Lozada calls it his mission to change the way wildlife is filmed using drones. He wants to lessen the stress and impacts on wildlife, yes, but he also believes drones can be an important tool in wildlife research. “You can see behavior and monitor wildlife movements in ways you can’t just from observing on the ground,” he says. “In Africa, it can help conservationists mitigate human-wildlife conflict. There are many uses, but only if the animals are not harmed.”
Lozada knows that researchers see the value, but he also hope wildlife filmmakers also follow protocols. And that can begin by viewers putting pressure on them.

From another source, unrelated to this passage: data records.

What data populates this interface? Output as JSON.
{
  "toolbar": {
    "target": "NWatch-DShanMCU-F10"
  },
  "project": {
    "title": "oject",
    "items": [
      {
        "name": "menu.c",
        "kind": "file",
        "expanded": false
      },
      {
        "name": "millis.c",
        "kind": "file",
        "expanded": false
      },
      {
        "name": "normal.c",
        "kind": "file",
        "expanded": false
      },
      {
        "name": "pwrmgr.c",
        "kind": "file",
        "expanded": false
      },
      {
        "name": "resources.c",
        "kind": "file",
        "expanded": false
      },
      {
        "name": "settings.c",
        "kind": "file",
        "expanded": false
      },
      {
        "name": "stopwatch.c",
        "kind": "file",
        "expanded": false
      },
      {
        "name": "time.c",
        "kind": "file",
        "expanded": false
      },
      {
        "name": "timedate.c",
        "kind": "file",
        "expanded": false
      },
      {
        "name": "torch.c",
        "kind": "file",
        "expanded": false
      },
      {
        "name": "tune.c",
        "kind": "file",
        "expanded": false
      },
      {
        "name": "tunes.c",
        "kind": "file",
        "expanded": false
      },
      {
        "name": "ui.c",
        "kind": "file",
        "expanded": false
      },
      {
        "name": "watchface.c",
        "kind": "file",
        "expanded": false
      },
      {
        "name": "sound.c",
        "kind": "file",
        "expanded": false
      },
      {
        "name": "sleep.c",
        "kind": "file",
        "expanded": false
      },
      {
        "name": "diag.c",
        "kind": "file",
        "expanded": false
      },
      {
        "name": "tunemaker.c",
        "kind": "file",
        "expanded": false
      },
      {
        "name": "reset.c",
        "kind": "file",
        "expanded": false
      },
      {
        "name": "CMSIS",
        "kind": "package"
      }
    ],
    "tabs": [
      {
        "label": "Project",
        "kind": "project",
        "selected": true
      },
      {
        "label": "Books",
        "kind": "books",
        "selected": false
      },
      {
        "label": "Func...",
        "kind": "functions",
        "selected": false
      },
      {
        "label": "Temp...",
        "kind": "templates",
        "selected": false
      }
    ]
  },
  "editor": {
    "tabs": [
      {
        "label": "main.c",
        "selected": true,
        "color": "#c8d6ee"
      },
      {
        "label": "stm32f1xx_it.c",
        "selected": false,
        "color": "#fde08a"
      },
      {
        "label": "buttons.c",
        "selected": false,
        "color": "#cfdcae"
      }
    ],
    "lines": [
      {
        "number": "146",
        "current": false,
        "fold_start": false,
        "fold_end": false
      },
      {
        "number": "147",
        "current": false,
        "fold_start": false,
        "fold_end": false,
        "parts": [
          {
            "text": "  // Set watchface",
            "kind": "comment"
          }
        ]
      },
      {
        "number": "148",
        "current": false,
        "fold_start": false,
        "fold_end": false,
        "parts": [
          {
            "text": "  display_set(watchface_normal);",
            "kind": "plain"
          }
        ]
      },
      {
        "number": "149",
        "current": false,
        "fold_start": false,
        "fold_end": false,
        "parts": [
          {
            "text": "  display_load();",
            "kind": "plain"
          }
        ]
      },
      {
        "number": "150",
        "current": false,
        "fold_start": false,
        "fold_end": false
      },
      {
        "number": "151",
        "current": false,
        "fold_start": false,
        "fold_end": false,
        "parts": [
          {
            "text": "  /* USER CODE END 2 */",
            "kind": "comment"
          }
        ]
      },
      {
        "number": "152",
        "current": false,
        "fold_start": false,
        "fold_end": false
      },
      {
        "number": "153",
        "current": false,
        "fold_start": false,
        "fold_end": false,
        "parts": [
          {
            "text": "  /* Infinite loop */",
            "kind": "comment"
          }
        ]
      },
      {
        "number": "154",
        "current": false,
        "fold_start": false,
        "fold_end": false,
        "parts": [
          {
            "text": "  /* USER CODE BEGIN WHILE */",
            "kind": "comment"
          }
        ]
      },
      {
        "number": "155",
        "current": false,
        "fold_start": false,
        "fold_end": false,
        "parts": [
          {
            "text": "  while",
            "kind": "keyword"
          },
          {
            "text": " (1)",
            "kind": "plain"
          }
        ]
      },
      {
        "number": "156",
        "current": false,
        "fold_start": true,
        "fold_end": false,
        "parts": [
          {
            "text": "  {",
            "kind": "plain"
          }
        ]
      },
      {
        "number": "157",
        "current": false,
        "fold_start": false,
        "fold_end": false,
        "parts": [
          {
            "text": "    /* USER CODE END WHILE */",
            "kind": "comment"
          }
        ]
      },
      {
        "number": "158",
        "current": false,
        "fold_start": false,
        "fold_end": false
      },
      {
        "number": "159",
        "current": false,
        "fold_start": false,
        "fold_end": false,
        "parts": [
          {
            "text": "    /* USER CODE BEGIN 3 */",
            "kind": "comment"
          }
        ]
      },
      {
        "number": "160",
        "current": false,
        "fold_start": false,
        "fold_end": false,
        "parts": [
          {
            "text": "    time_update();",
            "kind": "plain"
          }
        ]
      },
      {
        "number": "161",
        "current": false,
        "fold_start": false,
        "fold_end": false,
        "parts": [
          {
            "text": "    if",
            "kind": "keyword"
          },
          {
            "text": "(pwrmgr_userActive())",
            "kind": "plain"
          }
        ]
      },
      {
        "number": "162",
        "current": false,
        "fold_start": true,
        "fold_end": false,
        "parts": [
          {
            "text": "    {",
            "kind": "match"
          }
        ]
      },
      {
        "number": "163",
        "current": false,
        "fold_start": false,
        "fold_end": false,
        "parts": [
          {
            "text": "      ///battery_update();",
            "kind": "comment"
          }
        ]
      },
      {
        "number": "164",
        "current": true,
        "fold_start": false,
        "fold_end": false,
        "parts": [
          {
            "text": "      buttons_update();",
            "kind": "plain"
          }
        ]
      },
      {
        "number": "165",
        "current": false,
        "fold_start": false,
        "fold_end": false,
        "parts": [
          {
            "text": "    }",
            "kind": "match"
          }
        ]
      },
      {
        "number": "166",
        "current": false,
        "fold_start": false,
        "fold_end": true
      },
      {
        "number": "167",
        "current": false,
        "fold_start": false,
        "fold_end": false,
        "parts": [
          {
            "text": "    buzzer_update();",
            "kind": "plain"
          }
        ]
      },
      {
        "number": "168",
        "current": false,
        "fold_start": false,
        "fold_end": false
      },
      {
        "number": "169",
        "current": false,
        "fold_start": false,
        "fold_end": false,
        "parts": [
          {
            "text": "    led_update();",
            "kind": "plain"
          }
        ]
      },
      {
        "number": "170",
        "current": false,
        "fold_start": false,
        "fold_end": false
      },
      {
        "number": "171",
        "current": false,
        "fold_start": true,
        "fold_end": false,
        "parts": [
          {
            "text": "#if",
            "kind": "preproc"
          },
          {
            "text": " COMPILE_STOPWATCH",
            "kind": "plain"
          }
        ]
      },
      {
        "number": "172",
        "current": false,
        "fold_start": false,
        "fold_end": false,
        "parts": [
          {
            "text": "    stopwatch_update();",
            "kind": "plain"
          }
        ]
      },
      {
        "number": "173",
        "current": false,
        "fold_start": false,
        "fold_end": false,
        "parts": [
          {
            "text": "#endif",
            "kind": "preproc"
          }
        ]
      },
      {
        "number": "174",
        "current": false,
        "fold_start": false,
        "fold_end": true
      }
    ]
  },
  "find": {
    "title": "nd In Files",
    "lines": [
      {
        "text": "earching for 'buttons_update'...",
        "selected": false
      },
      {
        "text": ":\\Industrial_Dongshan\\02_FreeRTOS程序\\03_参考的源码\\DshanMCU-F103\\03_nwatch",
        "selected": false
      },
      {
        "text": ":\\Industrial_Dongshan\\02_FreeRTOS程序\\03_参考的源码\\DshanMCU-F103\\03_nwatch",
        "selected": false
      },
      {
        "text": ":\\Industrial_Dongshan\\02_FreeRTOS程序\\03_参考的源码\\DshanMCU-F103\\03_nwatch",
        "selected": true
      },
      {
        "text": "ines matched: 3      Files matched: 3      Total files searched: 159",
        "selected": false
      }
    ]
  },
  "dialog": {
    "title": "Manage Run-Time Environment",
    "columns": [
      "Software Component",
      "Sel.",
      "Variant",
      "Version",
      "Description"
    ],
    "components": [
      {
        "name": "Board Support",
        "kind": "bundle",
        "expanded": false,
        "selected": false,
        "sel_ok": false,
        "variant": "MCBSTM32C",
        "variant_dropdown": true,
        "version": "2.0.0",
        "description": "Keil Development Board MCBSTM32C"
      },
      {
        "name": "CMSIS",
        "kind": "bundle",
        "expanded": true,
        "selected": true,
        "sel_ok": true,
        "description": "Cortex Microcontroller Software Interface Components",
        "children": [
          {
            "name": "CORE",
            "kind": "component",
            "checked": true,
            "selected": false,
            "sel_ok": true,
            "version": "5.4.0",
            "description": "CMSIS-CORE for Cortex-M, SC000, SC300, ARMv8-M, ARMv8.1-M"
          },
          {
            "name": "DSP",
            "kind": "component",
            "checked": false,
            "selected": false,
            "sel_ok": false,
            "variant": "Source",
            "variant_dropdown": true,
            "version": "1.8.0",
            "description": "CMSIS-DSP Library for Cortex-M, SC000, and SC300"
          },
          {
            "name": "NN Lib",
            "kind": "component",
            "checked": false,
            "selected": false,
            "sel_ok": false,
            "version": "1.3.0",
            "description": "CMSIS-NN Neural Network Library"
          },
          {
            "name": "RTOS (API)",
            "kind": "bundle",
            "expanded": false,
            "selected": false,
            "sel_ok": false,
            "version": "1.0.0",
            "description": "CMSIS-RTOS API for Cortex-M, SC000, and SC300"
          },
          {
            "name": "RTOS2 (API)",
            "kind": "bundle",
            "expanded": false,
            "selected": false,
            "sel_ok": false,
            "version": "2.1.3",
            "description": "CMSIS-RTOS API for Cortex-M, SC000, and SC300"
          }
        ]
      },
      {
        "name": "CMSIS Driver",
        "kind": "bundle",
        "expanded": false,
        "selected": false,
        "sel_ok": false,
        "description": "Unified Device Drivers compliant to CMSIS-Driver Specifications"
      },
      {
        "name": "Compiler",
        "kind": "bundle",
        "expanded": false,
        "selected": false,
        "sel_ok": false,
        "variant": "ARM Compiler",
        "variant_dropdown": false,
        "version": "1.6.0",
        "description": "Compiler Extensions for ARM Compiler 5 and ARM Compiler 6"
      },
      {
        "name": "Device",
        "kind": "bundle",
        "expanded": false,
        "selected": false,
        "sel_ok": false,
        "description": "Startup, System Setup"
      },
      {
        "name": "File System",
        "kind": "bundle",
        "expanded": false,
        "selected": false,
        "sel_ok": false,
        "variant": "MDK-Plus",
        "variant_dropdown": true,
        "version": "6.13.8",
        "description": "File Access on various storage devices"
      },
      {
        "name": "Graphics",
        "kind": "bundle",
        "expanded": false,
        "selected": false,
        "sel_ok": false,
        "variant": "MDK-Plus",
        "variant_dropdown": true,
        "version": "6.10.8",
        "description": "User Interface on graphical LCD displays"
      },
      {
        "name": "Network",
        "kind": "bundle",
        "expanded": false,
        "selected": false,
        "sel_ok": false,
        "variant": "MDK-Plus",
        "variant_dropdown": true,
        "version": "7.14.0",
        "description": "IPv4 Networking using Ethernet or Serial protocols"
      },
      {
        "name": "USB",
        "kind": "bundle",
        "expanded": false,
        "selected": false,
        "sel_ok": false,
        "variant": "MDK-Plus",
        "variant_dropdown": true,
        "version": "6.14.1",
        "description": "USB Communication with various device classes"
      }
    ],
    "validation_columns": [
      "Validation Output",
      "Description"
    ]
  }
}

“Many people just want exciting video footage, and don’t think about how it may be affecting animals,” he says. “There was a recent video that showed an eagle attacking a drone. And a lot of the social media reaction made it like the eagle defeated the drone. That eagle was probably hurt bad or even killed by that encounter. I see an eagle anywhere in the vicinity, the drone is coming down, even if it means I lose data.”
For Lozada, the drone is only of value to research and conservation if the drone captures natural behaviors of wildlife. That’s what the footage here shows, and what ultimately will be most useful for researchers.
“Scientists don’t need to see how wildlife run from humans,” he says. “They know that. We need to see how they behave, how they move around on a landscape when they are not scared. Drones can do that. They can provide the opportunity to observe behavior we couldn’t see any other way. But only if we use them the right way.”